Either way, expectations are set. When summer comes, you’d better have yourself a good time.
What should you do then, when halfway through summer you look up and realize you’re not having a good time? Perhaps you’re also in the process of recovering from an addiction and struggling with a particular type of summertime blues, where feelings of loneliness abound.
First, you’re not alone. And second, we’d love to help.
Where the Summer Sun Don’t Shine
The carefree days of summer bring with them all kinds of daydreams — around the pool with friends, at the beach with loved ones, inside with a good book or outside with a tasty picnic.
Unfortunately, the promise of adventure often stands in stark contrast to the picture of reality. Busy schedules are to blame for many adults, but for those in recovery another obstacle blocks the way to a good time.
That’s because many summer gatherings include the consumption of alcohol. If you’re working to maintain recovery, you may feel ostracized in a group of people sporting red solo cups. And so maybe you decide to stay home.
And when you’re home, you may find yourself scrolling through Instagram — full of smiling faces and a world of people having fun with their friends and their drinks. The temptation may be to crawl further into a hole, to bury your head in the sand until summer ends.
So, what are some ways to avoid loneliness and power through this difficult season? After all, as Dr. Jeremy Nobel, founder of the UnLonely Project says, “Loneliness saps vitality, impairs productivity and diminishes enjoyment of life.” He also states that loneliness is as damaging to one’s health as alcohol abuse and connected with a greater risk for early death.1
Dr.

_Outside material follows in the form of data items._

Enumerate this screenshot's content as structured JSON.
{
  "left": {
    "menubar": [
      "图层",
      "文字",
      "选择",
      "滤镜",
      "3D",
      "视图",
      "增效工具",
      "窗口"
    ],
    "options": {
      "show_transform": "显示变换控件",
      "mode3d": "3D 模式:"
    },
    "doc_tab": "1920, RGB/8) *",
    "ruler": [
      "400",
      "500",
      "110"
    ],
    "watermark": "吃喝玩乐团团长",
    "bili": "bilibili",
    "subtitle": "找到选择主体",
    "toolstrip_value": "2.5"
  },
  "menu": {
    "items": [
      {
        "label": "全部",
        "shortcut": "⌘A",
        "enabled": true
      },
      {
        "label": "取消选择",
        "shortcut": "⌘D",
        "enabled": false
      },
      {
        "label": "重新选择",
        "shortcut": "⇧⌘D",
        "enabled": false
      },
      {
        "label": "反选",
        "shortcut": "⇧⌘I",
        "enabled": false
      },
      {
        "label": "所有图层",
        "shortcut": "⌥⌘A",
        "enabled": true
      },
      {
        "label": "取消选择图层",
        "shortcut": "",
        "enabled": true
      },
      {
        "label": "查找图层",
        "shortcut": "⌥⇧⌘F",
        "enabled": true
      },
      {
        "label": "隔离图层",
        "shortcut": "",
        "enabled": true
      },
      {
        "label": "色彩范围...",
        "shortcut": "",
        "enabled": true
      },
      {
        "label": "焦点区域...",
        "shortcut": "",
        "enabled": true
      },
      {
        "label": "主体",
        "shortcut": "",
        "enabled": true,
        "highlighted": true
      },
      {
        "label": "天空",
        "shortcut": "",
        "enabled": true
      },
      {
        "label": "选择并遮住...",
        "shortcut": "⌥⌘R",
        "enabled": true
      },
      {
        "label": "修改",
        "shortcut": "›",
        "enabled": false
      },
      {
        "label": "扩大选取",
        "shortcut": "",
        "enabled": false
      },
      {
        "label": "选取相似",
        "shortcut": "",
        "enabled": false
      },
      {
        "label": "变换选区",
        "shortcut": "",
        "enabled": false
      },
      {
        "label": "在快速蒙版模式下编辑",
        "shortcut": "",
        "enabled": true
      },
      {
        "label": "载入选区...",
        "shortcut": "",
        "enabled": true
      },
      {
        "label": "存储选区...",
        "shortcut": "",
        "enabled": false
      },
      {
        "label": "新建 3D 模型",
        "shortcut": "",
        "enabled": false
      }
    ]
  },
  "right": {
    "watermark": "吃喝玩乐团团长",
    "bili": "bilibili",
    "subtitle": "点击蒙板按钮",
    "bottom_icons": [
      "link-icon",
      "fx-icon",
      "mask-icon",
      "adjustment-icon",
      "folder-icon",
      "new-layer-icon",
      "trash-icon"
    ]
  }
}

Nobel goes on to explain that “Social connections, in a very real way, are keys to happiness and health.” Your efforts toward connecting with yourself and others won’t be wasted!1
Let’s talk about what those efforts might look like.
How to Round Out Summer With Your Best Interests in Mind
Want to finish summer strong and find a cure for the summertime blues, if you will? Give these ideas a try:
- Put yourself out there. Running a few errands? Invite a friend along. Get word of an event you’d like to attend? Go! Worried you’ll be the only one not drinking? Ask around — you might be pleasantly surprised.
- Build routine into routine-less days. Ditch the carefree life if it doesn’t work for you. Try scheduling Saturday morning hikes, weekly phone calls with your mom, Thursday night dates with your spouse or Sunday afternoon farmers’ market runs.
- Decide to be OK with being alone. Time alone can be a gift if you treat it as one. Invest in a hobby you enjoy, see a movie no one else wants to see or work on a skill that could improve your career.2
- Spend more time with your closest companions. Think quality over quantity. Host dinner at your home every Friday night with the sole goal of connecting over the table.2
- Give yourself a few things to look forward to. Create an end-of-summer bucket list. You can think big or small, and be sure to display your list in a prominent place in your home.2
1 Brody, Jane E.To Counter Loneliness, Find Ways to Connect. The New York Times, June 25, 2018.
2 Sarantopoulou, Vassia. Why Does it Feel More Lonely in the Summer? The Anti-Loneliness Project, June 26, 2016.